Support from Stakeholders: To gain support and collaborate with the regulators, KPFF and Granite created Multi-Agency Permitting Partnership (MAPP) meetings for timely and effective communication and collaboration. They provided a chance input from WDFW and the Tribes and allowed the design-build team to improve the design, increase fish habitat, and increase support. While the team originally committed to two MAPP meetings, meetings were held monthly as all parties saw their benefit. The meetings facilitated approval of the JARPA in just 38 days, and the HPA permit from WDFW in only 31 days, indicating strong support.

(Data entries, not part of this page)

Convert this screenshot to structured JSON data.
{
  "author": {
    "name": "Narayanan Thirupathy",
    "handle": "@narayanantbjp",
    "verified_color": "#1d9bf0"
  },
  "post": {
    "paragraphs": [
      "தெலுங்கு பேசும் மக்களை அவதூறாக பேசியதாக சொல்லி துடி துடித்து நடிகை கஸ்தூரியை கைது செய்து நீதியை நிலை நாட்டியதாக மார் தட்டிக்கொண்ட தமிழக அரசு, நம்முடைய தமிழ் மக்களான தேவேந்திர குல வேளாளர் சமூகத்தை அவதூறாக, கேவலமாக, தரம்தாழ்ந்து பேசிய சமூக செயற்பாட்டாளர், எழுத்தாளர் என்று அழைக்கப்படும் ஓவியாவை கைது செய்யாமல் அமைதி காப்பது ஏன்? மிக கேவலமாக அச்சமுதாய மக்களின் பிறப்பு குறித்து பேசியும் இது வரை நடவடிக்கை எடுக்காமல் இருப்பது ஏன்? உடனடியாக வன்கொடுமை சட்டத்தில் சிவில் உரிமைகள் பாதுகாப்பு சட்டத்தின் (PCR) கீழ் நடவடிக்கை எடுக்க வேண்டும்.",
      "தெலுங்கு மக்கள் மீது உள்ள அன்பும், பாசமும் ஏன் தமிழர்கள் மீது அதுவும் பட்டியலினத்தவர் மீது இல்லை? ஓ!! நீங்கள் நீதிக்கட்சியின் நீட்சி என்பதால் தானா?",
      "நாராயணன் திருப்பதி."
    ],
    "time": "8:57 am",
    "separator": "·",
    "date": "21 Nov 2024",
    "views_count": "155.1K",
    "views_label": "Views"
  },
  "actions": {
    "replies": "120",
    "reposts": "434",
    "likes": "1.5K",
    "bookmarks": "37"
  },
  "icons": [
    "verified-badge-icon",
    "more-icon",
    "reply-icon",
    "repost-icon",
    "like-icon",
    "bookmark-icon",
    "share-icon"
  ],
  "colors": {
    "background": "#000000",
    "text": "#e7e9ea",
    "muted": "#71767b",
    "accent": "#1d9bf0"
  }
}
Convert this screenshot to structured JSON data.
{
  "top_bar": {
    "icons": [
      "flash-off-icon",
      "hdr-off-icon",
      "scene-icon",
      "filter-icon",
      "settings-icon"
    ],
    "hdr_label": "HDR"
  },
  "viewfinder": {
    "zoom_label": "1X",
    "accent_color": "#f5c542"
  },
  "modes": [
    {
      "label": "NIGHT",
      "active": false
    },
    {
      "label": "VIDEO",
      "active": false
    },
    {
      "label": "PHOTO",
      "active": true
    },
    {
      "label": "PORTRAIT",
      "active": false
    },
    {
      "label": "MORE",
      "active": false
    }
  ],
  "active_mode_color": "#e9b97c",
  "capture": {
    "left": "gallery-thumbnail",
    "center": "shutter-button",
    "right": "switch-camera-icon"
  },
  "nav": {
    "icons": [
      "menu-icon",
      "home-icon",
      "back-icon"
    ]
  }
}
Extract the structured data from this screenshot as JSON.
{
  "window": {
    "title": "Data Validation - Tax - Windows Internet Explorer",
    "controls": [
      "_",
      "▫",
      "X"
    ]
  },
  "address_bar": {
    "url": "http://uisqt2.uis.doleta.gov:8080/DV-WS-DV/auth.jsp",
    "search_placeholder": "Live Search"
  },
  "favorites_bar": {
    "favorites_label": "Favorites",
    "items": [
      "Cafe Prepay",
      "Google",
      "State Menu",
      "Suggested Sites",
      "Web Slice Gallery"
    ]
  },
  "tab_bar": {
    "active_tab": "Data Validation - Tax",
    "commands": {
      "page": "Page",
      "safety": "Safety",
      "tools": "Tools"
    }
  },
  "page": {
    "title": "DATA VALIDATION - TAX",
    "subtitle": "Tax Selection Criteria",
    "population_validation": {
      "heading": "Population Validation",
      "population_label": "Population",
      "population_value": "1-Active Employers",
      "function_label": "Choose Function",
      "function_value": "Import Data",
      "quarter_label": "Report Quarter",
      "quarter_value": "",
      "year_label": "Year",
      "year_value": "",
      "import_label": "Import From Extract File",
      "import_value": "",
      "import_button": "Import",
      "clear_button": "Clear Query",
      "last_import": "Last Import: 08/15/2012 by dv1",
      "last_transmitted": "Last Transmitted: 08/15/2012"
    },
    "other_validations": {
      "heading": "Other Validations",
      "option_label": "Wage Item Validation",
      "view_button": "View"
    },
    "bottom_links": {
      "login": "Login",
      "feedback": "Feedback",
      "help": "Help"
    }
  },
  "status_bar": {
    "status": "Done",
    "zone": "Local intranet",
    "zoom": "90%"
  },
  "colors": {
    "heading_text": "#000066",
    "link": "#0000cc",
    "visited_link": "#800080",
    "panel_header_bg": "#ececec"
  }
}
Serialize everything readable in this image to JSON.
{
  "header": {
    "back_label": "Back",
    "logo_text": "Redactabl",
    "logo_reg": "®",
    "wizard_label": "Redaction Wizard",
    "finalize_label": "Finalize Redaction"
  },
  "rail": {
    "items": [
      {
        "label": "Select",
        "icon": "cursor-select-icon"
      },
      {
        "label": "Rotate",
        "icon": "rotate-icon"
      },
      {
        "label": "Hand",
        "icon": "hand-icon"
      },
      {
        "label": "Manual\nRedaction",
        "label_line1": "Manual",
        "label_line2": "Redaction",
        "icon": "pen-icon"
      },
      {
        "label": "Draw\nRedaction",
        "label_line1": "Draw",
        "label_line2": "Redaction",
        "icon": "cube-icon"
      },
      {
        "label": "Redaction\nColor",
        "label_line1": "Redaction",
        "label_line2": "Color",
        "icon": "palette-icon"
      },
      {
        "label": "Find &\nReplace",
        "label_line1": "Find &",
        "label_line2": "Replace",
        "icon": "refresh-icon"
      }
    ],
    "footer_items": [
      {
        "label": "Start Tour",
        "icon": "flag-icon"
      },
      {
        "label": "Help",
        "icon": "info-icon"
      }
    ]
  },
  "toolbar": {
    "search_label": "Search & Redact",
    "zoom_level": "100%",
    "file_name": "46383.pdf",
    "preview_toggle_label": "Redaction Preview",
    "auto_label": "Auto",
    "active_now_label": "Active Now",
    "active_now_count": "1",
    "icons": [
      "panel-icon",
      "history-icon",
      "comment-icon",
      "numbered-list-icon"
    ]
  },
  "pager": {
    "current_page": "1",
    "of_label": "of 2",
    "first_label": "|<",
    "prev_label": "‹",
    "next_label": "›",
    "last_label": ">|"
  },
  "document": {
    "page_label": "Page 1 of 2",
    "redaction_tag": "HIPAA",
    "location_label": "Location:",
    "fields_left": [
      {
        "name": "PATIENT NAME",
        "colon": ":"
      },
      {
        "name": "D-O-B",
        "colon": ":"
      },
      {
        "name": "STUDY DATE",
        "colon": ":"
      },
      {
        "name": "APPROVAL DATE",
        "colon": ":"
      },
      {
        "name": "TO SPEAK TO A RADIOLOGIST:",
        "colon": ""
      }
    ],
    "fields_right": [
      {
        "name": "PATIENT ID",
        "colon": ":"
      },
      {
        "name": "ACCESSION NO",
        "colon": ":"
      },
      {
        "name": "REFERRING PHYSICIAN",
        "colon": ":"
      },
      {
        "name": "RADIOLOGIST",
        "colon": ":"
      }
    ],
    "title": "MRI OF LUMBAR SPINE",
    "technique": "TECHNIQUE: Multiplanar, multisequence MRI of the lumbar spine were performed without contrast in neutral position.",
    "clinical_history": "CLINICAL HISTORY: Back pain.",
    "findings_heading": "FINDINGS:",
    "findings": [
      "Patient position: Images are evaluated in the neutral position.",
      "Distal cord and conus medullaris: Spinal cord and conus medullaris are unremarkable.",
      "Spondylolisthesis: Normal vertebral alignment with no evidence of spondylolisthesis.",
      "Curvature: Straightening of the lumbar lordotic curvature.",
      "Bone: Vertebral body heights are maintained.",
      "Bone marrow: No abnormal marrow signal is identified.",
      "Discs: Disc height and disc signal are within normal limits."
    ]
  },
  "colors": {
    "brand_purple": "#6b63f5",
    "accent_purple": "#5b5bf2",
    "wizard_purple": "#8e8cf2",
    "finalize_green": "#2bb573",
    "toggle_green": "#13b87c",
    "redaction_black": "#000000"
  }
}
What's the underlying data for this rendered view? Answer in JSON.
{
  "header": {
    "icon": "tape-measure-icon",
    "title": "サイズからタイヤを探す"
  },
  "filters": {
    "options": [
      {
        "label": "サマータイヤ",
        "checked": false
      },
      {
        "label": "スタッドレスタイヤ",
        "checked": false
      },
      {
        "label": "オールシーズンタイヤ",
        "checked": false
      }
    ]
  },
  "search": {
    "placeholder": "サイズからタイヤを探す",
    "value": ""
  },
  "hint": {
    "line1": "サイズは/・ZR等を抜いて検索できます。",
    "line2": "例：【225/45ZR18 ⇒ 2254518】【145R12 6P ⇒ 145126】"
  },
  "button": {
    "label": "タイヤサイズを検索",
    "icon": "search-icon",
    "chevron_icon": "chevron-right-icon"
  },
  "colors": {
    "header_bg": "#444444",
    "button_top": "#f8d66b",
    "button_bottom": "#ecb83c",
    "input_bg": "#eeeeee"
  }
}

Minimize Impacts to Environmentally Sensitive Areas: KPFF shifted the stream alignment from the conceptual design locations, allowing the majority of the new stream alignment and bridge/culvert structures to be constructed off-line from the existing channel. By constructing the new stream away from the existing channel, impacts to the existing stream channel were limited to the channel tie-in points at each end of the project, minimizing the amount of time the stream is in the bypass pipe during construction and protecting environmentally sensitive areas. At the SR 11 site, KPFF designed the existing channel downstream of the crossing as off-channel habitat that is wetted at higher flows, minimizing impacts in this environmentally sensitive riparian area and re-purposing it within the new design.
WDFW is highly supportive of this project. The DB team went above and beyond to interact with WDFW and the tribal staff and incorporate our input. We expect a very good outcome for fish and fish habitat.